Liegt das an der SBlive!, dass man auch ohne arts simultan verschiedene Sounds abspielen kann? Ich hab mich nämlich schon gewundert, warum das für einige so schlimm war, dass eine Zeitlang das artsplugin von xmms nicht mehr ging, weil sie dann neben Musikhören keine anderen Sounds mehr abspielen konnten. Da habe ich mich schon gewundert gehabt, weil ich bei mir dafür keine extra Plugins brauchte.

@borisdigital

Jupp, hab auch einen HP Scanner... eine Enttäuschung, läuft unter Linux nicht. Wie gut, dass ich den Scanner eigentlich nie brauche...

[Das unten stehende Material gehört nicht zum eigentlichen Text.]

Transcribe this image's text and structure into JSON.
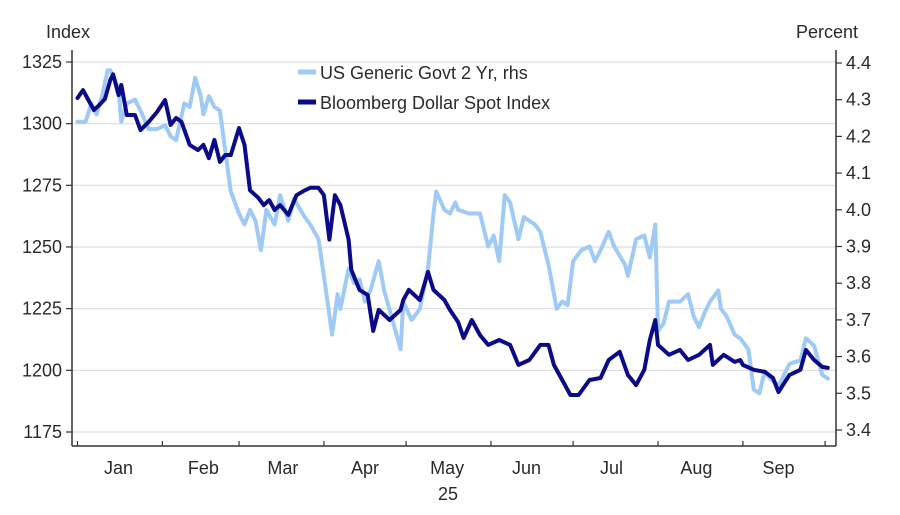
{
  "chart_data": {
    "type": "line",
    "left_axis_label": "Index",
    "right_axis_label": "Percent",
    "x_year_label": "25",
    "xlim_days": [
      -2,
      277
    ],
    "ylim_left": [
      1175,
      1325
    ],
    "ylim_right": [
      3.4,
      4.4
    ],
    "left_ticks": [
      1175,
      1200,
      1225,
      1250,
      1275,
      1300,
      1325
    ],
    "right_ticks": [
      "3.4",
      "3.5",
      "3.6",
      "3.7",
      "3.8",
      "3.9",
      "4.0",
      "4.1",
      "4.2",
      "4.3",
      "4.4"
    ],
    "month_ticks_days": [
      0,
      31,
      59,
      90,
      120,
      151,
      181,
      212,
      243,
      273
    ],
    "month_labels": [
      {
        "label": "Jan",
        "day": 15
      },
      {
        "label": "Feb",
        "day": 46
      },
      {
        "label": "Mar",
        "day": 75
      },
      {
        "label": "Apr",
        "day": 105
      },
      {
        "label": "May",
        "day": 135
      },
      {
        "label": "Jun",
        "day": 164
      },
      {
        "label": "Jul",
        "day": 195
      },
      {
        "label": "Aug",
        "day": 226
      },
      {
        "label": "Sep",
        "day": 256
      }
    ],
    "grid": "horizontal, at left-axis ticks",
    "legend_placement": "top-center",
    "series": [
      {
        "name": "US Generic Govt 2 Yr, rhs",
        "axis": "right",
        "color": "#9fcaf5",
        "days": [
          0,
          3,
          5,
          7,
          9,
          11,
          12,
          15,
          16,
          18,
          21,
          23,
          26,
          29,
          32,
          34,
          36,
          39,
          41,
          43,
          45,
          46,
          48,
          50,
          52,
          54,
          56,
          59,
          61,
          63,
          65,
          67,
          69,
          72,
          74,
          77,
          79,
          83,
          85,
          88,
          90,
          93,
          95,
          96,
          99,
          101,
          103,
          105,
          107,
          110,
          112,
          115,
          118,
          119,
          122,
          125,
          128,
          130,
          131,
          134,
          136,
          138,
          139,
          143,
          147,
          150,
          152,
          154,
          156,
          158,
          161,
          163,
          167,
          169,
          172,
          175,
          177,
          179,
          181,
          184,
          187,
          189,
          191,
          194,
          196,
          200,
          201,
          204,
          207,
          209,
          211,
          212,
          214,
          216,
          220,
          223,
          225,
          227,
          229,
          231,
          234,
          235,
          237,
          240,
          242,
          245,
          247,
          249,
          251,
          253,
          256,
          260,
          264,
          266,
          269,
          272,
          274
        ],
        "values": [
          4.24,
          4.24,
          4.29,
          4.26,
          4.31,
          4.38,
          4.38,
          4.33,
          4.24,
          4.29,
          4.3,
          4.27,
          4.22,
          4.22,
          4.23,
          4.2,
          4.19,
          4.29,
          4.28,
          4.36,
          4.31,
          4.26,
          4.31,
          4.28,
          4.27,
          4.16,
          4.05,
          3.99,
          3.96,
          4.0,
          3.97,
          3.89,
          4.0,
          3.96,
          4.04,
          3.97,
          4.03,
          3.98,
          3.96,
          3.92,
          3.82,
          3.66,
          3.77,
          3.73,
          3.84,
          3.8,
          3.81,
          3.75,
          3.78,
          3.86,
          3.78,
          3.7,
          3.62,
          3.75,
          3.7,
          3.73,
          3.84,
          3.99,
          4.05,
          4.0,
          3.99,
          4.02,
          4.0,
          3.99,
          3.99,
          3.9,
          3.93,
          3.86,
          4.04,
          4.02,
          3.92,
          3.98,
          3.96,
          3.94,
          3.85,
          3.73,
          3.75,
          3.74,
          3.86,
          3.89,
          3.9,
          3.86,
          3.89,
          3.94,
          3.9,
          3.85,
          3.82,
          3.92,
          3.93,
          3.87,
          3.96,
          3.67,
          3.69,
          3.75,
          3.75,
          3.77,
          3.71,
          3.68,
          3.72,
          3.75,
          3.78,
          3.73,
          3.71,
          3.66,
          3.65,
          3.62,
          3.51,
          3.5,
          3.56,
          3.54,
          3.52,
          3.58,
          3.59,
          3.65,
          3.63,
          3.55,
          3.54
        ]
      },
      {
        "name": "Bloomberg Dollar Spot Index",
        "axis": "left",
        "color": "#0b0b8a",
        "days": [
          0,
          2,
          4,
          6,
          8,
          10,
          12,
          13,
          15,
          16,
          18,
          21,
          23,
          26,
          29,
          32,
          34,
          36,
          38,
          41,
          44,
          46,
          48,
          50,
          52,
          54,
          56,
          59,
          61,
          63,
          66,
          68,
          70,
          72,
          74,
          77,
          80,
          83,
          85,
          88,
          90,
          92,
          94,
          96,
          99,
          100,
          103,
          106,
          108,
          110,
          114,
          118,
          119,
          121,
          125,
          128,
          130,
          134,
          136,
          139,
          141,
          144,
          147,
          150,
          154,
          158,
          161,
          165,
          169,
          172,
          174,
          177,
          180,
          183,
          187,
          191,
          194,
          198,
          201,
          204,
          207,
          209,
          211,
          212,
          216,
          220,
          223,
          227,
          231,
          232,
          236,
          240,
          242,
          243,
          247,
          251,
          254,
          256,
          260,
          264,
          266,
          269,
          272,
          274
        ],
        "values": [
          1310.4,
          1313.6,
          1309.6,
          1305.5,
          1307.6,
          1310,
          1317.7,
          1320,
          1311.6,
          1315.7,
          1303.5,
          1303.5,
          1297.4,
          1300.7,
          1304.7,
          1309.6,
          1299.5,
          1302.3,
          1300.7,
          1291.4,
          1289.3,
          1291.4,
          1286,
          1293.4,
          1284.5,
          1287.3,
          1287.3,
          1298.2,
          1291.4,
          1273,
          1270,
          1267,
          1269,
          1265,
          1267,
          1263,
          1271,
          1273,
          1274,
          1274,
          1271,
          1253,
          1271,
          1267,
          1253,
          1240.7,
          1232.6,
          1230.6,
          1216,
          1224.5,
          1220.4,
          1224.5,
          1228.5,
          1232.6,
          1228.5,
          1239.9,
          1232.6,
          1228.5,
          1224.5,
          1219.6,
          1213.1,
          1220.4,
          1214.3,
          1210.3,
          1212.3,
          1210.3,
          1202.2,
          1204.2,
          1210.3,
          1210.3,
          1202.2,
          1196.1,
          1190,
          1190,
          1196.1,
          1196.9,
          1204.2,
          1207.5,
          1198.1,
          1194,
          1200.2,
          1212.3,
          1220.4,
          1210.3,
          1206.3,
          1208.3,
          1204.2,
          1206.3,
          1210.3,
          1202.2,
          1206.3,
          1203.4,
          1204.2,
          1202.2,
          1200.2,
          1199.4,
          1196.9,
          1191.2,
          1198.1,
          1200.2,
          1208.3,
          1204.2,
          1201.4,
          1201
        ]
      }
    ]
  }
}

Den hab ich mir lang vor meiner Linuxzeit gekauft... heute würde mir sowas nicht mehr ins Haus kommen.

----------

## benu

Die SB Live hat schon lange eine gute Treiberunterstuetzung unter Linux (hab selbst eine). Ich wuerde die nicht als super Karte bezeichnen, ich wuerde sogar eher sagen dass sie von der Qualitaet eher unteres Niveau ist. Einfach mal dazu in ein paar Spieleforen schauen, die SB Live machen oft Probleme. Aber wenn man den Rechner nicht zum Musikmachen benutzt ist sie soweit ne gute Wahl, die Grundfunktionen laufen problemlos. Der Emu10k Treiber ist ja schon lange fuer Linux erhaeltlich und hat bei mir nie Probleme gemacht. Die "Zusatzprogramme" fuer Windows haben auf meinem Rechner nur zusaetzliche Probleme gemacht, ueberhaupt finde ich die Qualitaet der Creative Windows Treiber nicht so ueberragend. Es kann nicht sein dass man bei einigen Anwendungen die komplette Soundhardware abschalten und von der CPU simulieren lassen muss, damit man keine CTD bekommt oder so schrille Kratzgeraeusche dass einem fast der Schaedel platzt.

Bei der Audigy soll es diese Probleme mit dem Sound in einigen Spielen uebrigens nicht mehr geben. Kostet aber auch ein wenig mehr.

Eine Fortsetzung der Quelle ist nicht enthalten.